WAP, Alliance to save our antibiotics and The BIJ, 2022

https://www.saveourantibiotics.org/media/2051/superbugs-in-the-environment-v3.pdf

Testing commissioned by World Animal Protection, the Alliance to Save Our Antibiotics and the Bureau of
Investigative Journalism has found bacteria resistant to the highest-priority critically important antibiotics in rivers and waterways in areas with high numbers of factory farms.

Antibiotic-resistant E. coli and S. aureus were found in rivers adjacent to both factory farms and higher-welfare outdoor farms, as well as in slurry run off from intensive dairy farms. E. coli and S. aureus are the two pathogens causing the most deaths worldwide that are associated with antibiotic resistance. Separate testing for a specific gene which makes bacteria resistant to certain antibiotics found more of these genes downstream of intensive farms than upstream.

The tests found antibiotic-resistant strains of E coli and Staphylococcus aureus, which can cause serious infections in humans, among other superbugs. Some of the samples showed resistance to antibiotics that are classified as “highest-priority critically important for human medicine”.

Obtained samples of water and sediment from waterways near twelve poultry and pig farms, including in the Wye Valley and Norfolk.
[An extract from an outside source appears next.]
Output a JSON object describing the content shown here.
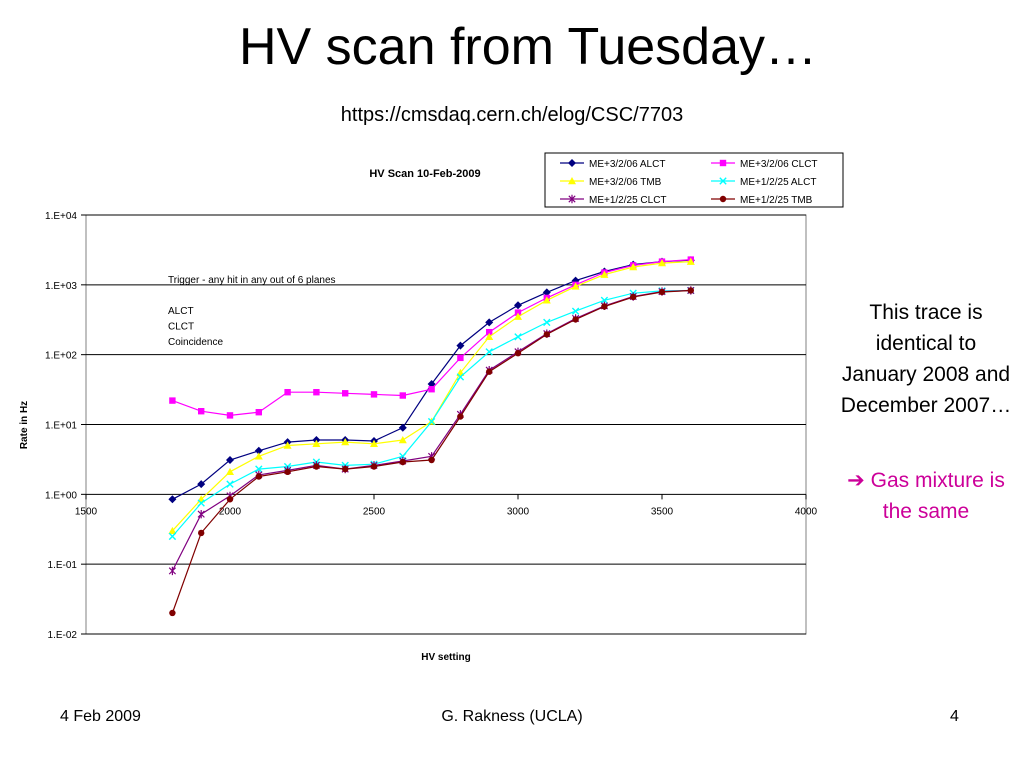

Waste at four cattle units in Sussex, including dairy and beef farms, and one sample from poultry litter (a mixture of droppings and soiled straw) in Sussex, were also tested.
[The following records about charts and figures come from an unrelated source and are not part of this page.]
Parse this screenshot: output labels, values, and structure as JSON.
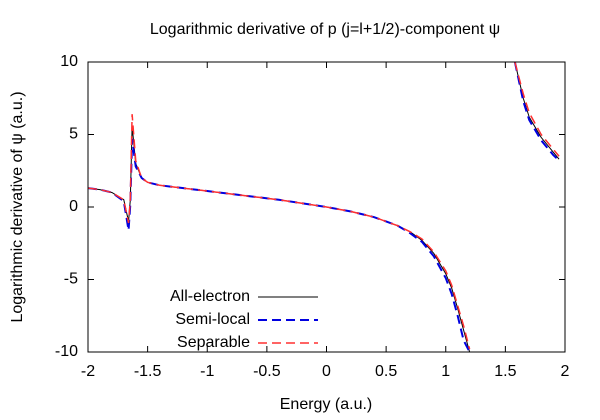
{
  "chart_data": {
    "type": "line",
    "title": "Logarithmic derivative of p (j=l+1/2)-component ψ",
    "x_label": "Energy (a.u.)",
    "y_label": "Logarithmic derivative of ψ (a.u.)",
    "x": [
      -2,
      -1.9,
      -1.8,
      -1.7,
      -1.66,
      -1.645,
      -1.63,
      -1.6,
      -1.55,
      -1.5,
      -1.4,
      -1.3,
      -1.2,
      -1.0,
      -0.8,
      -0.6,
      -0.4,
      -0.2,
      0,
      0.2,
      0.4,
      0.6,
      0.7,
      0.8,
      0.9,
      1.0,
      1.05,
      1.1,
      1.15,
      1.2,
      1.4,
      1.58,
      1.65,
      1.7,
      1.8,
      1.9,
      1.95
    ],
    "series": [
      {
        "name": "All-electron",
        "color": "#000000",
        "values": [
          1.3,
          1.2,
          1.0,
          0.5,
          -1.0,
          0.5,
          5.6,
          3.0,
          2.0,
          1.7,
          1.5,
          1.4,
          1.3,
          1.1,
          0.9,
          0.7,
          0.5,
          0.25,
          0,
          -0.3,
          -0.7,
          -1.3,
          -1.7,
          -2.3,
          -3.2,
          -4.6,
          -5.6,
          -7.0,
          -8.5,
          -10,
          null,
          10,
          7.5,
          6.2,
          4.8,
          3.8,
          3.3
        ]
      },
      {
        "name": "Semi-local",
        "color": "#0000e0",
        "values": [
          1.3,
          1.2,
          1.0,
          0.4,
          -1.6,
          0.2,
          4.7,
          2.8,
          2.0,
          1.7,
          1.5,
          1.4,
          1.3,
          1.1,
          0.9,
          0.7,
          0.5,
          0.25,
          0,
          -0.3,
          -0.7,
          -1.3,
          -1.8,
          -2.4,
          -3.4,
          -4.9,
          -6.0,
          -7.5,
          -9.2,
          -10,
          null,
          10,
          7.3,
          6.0,
          4.6,
          3.6,
          3.2
        ]
      },
      {
        "name": "Separable",
        "color": "#ff3030",
        "values": [
          1.3,
          1.2,
          1.0,
          0.5,
          -1.1,
          0.6,
          6.4,
          3.2,
          2.0,
          1.7,
          1.5,
          1.4,
          1.3,
          1.1,
          0.9,
          0.7,
          0.5,
          0.25,
          0,
          -0.3,
          -0.7,
          -1.3,
          -1.7,
          -2.2,
          -3.1,
          -4.4,
          -5.4,
          -6.8,
          -8.2,
          -9.8,
          null,
          10,
          7.8,
          6.5,
          5.0,
          4.0,
          3.5
        ]
      }
    ],
    "xlim": [
      -2,
      2
    ],
    "ylim": [
      -10,
      10
    ],
    "xticks": [
      -2,
      -1.5,
      -1,
      -0.5,
      0,
      0.5,
      1,
      1.5,
      2
    ],
    "yticks": [
      -10,
      -5,
      0,
      5,
      10
    ],
    "grid": false,
    "legend": "lower-left"
  }
}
All of the cattle farms, and eight of the poultry and pig farms, were intensive, with some or all animals permanently kept indoors. Four were free range.

The river samples were collected both upstream and downstream of the pig and poultry farms to assess differences in resistant bacteria, genes – regarded as the building blocks of antibiotic resistance – and residue levels. Cattle farm samples were obtained directly from slurry, which in one case was leaking from a waste lagoon, polluting a footpath and nearby fields.
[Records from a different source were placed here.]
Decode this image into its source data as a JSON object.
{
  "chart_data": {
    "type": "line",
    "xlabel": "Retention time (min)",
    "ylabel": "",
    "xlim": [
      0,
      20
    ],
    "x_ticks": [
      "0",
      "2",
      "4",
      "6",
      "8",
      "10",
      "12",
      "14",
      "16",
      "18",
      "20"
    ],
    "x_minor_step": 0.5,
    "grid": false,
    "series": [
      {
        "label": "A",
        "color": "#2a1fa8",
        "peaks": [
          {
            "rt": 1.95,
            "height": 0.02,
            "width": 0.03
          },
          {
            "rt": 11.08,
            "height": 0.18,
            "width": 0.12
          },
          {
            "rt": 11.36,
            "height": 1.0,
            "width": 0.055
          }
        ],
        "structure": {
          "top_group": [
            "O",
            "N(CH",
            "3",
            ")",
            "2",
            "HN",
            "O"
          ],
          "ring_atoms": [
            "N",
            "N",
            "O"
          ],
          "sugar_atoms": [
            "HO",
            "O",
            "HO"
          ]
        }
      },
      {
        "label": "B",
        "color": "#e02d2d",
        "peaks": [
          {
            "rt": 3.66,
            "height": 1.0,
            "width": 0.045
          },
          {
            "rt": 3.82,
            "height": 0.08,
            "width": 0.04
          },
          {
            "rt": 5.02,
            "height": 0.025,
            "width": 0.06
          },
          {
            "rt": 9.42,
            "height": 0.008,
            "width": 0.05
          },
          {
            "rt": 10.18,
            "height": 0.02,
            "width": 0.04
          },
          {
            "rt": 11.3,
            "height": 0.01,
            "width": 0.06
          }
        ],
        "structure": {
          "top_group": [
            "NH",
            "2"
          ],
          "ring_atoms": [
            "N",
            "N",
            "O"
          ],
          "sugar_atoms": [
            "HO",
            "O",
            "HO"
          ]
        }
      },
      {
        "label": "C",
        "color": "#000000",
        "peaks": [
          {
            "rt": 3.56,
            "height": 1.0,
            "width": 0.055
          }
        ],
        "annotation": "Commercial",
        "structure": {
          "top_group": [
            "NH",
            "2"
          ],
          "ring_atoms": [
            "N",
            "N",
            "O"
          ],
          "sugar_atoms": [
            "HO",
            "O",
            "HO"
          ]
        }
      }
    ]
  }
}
Analysis by scientists at the Fera laboratory in York revealed resistance to antibiotics known as sulfonamides, which are classified as highly important in human medicine, was more consistently found downstream than upstream of factory pig and chicken farms. This suggests resistance is entering the environment from these farms.

In southwest England, testing of waste from more than fifty dairy units found infection with drug resistant disease, including on footpaths polluted with slurry, which has the potential for onward contamination.